Liputan6.com, Jakarta - Awal April 2016, Tito Karnavian tiba di kawasan Pegunungan Napu, Kabupaten Poso, Sulawesi Tengah. Kala itu, Tito masih berpangkat Inspektur Jenderal dan menjabat sebagai Kepala Badan Nasional Penanggulangan Teroris (BNPT).
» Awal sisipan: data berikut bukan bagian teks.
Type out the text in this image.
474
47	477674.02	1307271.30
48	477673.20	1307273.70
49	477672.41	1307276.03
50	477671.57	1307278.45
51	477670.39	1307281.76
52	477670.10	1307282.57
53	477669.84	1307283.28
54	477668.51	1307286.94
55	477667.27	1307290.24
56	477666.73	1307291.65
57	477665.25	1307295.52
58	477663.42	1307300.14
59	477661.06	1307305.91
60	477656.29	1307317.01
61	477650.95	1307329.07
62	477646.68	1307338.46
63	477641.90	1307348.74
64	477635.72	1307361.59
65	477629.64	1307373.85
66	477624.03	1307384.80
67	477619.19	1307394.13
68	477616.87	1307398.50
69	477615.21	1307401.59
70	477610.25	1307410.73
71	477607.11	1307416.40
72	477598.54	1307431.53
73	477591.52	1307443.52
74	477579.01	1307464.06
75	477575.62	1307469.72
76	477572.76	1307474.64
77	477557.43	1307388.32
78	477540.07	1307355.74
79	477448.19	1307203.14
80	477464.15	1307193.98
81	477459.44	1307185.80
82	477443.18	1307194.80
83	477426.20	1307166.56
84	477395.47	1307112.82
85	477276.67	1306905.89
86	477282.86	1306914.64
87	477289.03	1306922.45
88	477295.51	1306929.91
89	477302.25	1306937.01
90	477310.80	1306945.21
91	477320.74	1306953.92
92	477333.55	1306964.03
Derap langkah lelaki asal Palembang, Sumatera Selatan ini, sempat terhenti saat media menggerumuninya. Tito diminta pendapatnya soal operasi perburuan Santoso, pimpinan kelompok Mujahidin Indonesia Timur (MIT) yang bebaiat kepada Negara Islam Irak dan Suriah (ISIS), sekaligus teroris nomor satu di Indonesia.
Advertisement
“Dalam dua bulan terakhir sudah banyak penangkapan. Dan kelompok ini sudah jauh lebih melemah,” kata Tito kepada Liputan6.com, Minggu, 3 April 2016.
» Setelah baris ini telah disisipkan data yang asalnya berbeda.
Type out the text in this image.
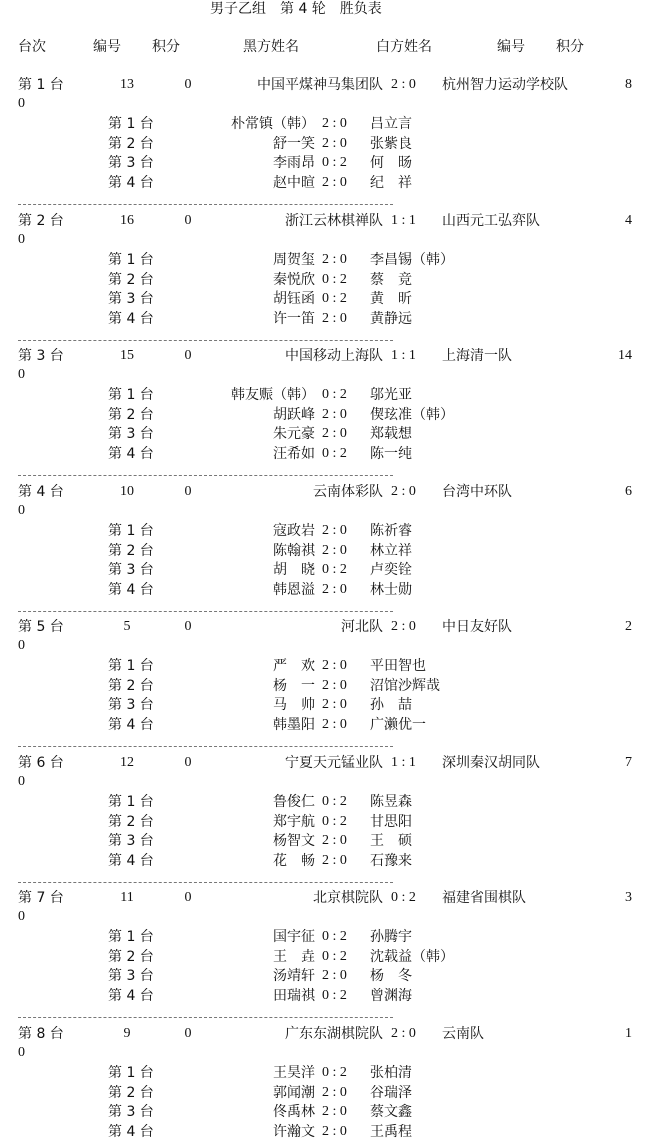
男子乙组　第 4 轮　胜负表
台次	编号 积分	黑方姓名	白方姓名	编号 积分
第 1 台	13	0	中国平煤神马集团队 2 : 0 杭州智力运动学校队	8
0
第 1 台	朴常镇（韩） 2 : 0 吕立言
第 2 台	舒一笑 2 : 0 张紫良
第 3 台	李雨昂 0 : 2 何　旸
第 4 台	赵中暄 2 : 0 纪　祥
第 2 台	16	0	浙江云林棋禅队 1 : 1 山西元工弘弈队	4
0
第 1 台	周贺玺 2 : 0 李昌锡（韩）
第 2 台	秦悦欣 0 : 2 蔡　竞
第 3 台	胡钰函 0 : 2 黄　昕
第 4 台	许一笛 2 : 0 黄静远
第 3 台	15	0	中国移动上海队 1 : 1 上海清一队	14
0
第 1 台	韩友赈（韩） 0 : 2 邬光亚
第 2 台	胡跃峰 2 : 0 偰玹准（韩）
第 3 台	朱元豪 2 : 0 郑载想
第 4 台	汪希如 0 : 2 陈一纯
第 4 台	10	0	云南体彩队 2 : 0 台湾中环队	6
0
第 1 台	寇政岩 2 : 0 陈祈睿
第 2 台	陈翰祺 2 : 0 林立祥
第 3 台	胡　晓 0 : 2 卢奕铨
第 4 台	韩恩溢 2 : 0 林士勋
第 5 台	5	0	河北队 2 : 0 中日友好队	2
0
第 1 台	严　欢 2 : 0 平田智也
第 2 台	杨　一 2 : 0 沼馆沙辉哉
第 3 台	马　帅 2 : 0 孙　喆
第 4 台	韩墨阳 2 : 0 广濑优一
第 6 台	12	0	宁夏天元锰业队 1 : 1 深圳秦汉胡同队	7
0
第 1 台	鲁俊仁 0 : 2 陈昱森
第 2 台	郑宇航 0 : 2 甘思阳
第 3 台	杨智文 2 : 0 王　硕
第 4 台	花　畅 2 : 0 石豫来
第 7 台	11	0	北京棋院队 0 : 2 福建省围棋队	3
0
第 1 台	国宇征 0 : 2 孙腾宇
第 2 台	王　垚 0 : 2 沈载益（韩）
第 3 台	汤靖轩 2 : 0 杨　冬
第 4 台	田瑞祺 0 : 2 曾渊海
第 8 台	9	0	广东东湖棋院队 2 : 0 云南队	1
0
第 1 台	王昊洋 0 : 2 张柏清
第 2 台	郭闻潮 2 : 0 谷瑞泽
第 3 台	佟禹林 2 : 0 蔡文鑫
第 4 台	许瀚文 2 : 0 王禹程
Tito merupakan anggota kepolisian yang pernah terlibat dalam penanganan konflik berdarah di Bumi Poso. Lelaki kelahiran 26 Oktober 1964 ini bahkan menuliskan proses penanganan konflik berbau SARA yang berkecambuk pada akhir dekade 1990-an itu menjadi sebuah buku. Saat ditunjuk Presiden Joko Widodo menjabat sebagai Kepala BNPT, Tito menjadikan operasi pemberantasan Santoso dan kelompoknya sebagai prioritas.
Operasi pemberantasan ini bersandi Tinombala. Operasi ini dilancarkan tim gabungan TNI-Polri sejak 10 Januari 2016. Operasi Tinombala merupakan kelanjutan dari empat operasi bersandi Camar Maleo, yang punya tugas serupa yakni memburu Santoso. Sejumlah insiden baku tembak mewarnai perjalanan operasi ini. 19 Januari 2016 menjadi aksi perdana operasi ini. Satgas Tinombala berhasil melumpuhkan dua anggota kelompok MIT. Kemudian pada Februari 2016, kontak senjata pertama pecah antara tim gabungan TNI-Polri dengan gerilyawan MIT di Sangginora, Poso Pesisir Utara. Kontak senjata ini membuat seorang prajurit dari Kepolisian tewas.
Operasi yang melibatkan sekitar 2.000 personel gabungan ini awalnya dicanangkan berlangsung hingga 9 Maret 2016. Namun, Santoso alias Abu Wardah belum juga tertangkap hingga batas akhir operasi. Pemerintah melalui Kementerian Koordinator Politik, Hukum, dan Keamanan kemudian mengumumkan, operasi penangkapan Santoso dan kawan-kawannya diperpanjang selama enam bulan. Luhut Binsar Pandjaitan, Menko Polhukam kala itu, mengatakan, perpanjangan operasi dilakukan lantaran belum tuntasnya gangguan keamanan di Bumi Poso yang dilakukan Santoso.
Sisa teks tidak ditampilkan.